Is anyone aware of any training procedures for the most efficient ways to use Solid Edge? I'm doing some internal testing with my own results, and curious if there might be something already established out there.
Information is out there from YouTube videos to presentations from past Solid Edge Universities, knowledge of users on this forum, etc. You may want to provide a specific focus or two.
I'm really just getting started, so I don't have very many specifics. I've noticed big differences in the approach folks create a simple sheet metal part and draft. Further, there's a very large difference in the time it takes. So, it's apparent that there are numerous ways to work in Solid Edge, but has anyone created a Best Practices list, of some sort?
I know there's a huge number of videos out there, but I'm at a loss to find what I'm looking for. I'm tempted to share my test with this group.........
My SE reseller has offered training to look over procedures and best practices. Has anyone done this, and if so, what do you feel you learned from the experience? I'd looked into this a few years back, but the people writing the checks poo-poo'd my idea.
That part would take 5 minutes, tops. But for larger assemblies, the question really is whether or not you used in context modeling, or if you modeled each individual part independent of one another. If your large design might be changing as youre working on it, modeling it from the top down would be the way to go, as you can absorb many of those changes much more easily.
Thanks for the feedback. I used this simple part as an example of different ways that it can be made, and the difference in time that it takes. I got results ranging from 3 minutes to 7 minutes, and the one common difference was the approach the part was made.

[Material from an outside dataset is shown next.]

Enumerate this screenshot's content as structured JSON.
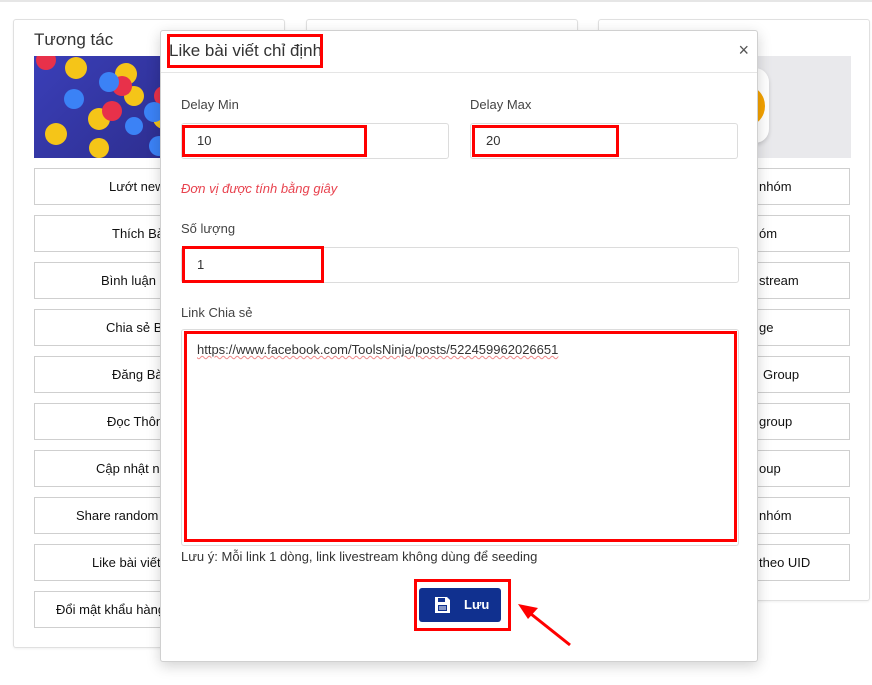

I know there's more time consuming tasks on a daily basis, but I wanted to test the basics. Thus why I'm interested in who/how/when anyone might offer information that helps everyone understand there are better ways to accomplish the same end results. I think it's silly you have to pay someone to teach you the better way to do things. I think a lot of folks learn one way, and never look forward to a new and better way to do the same tasks.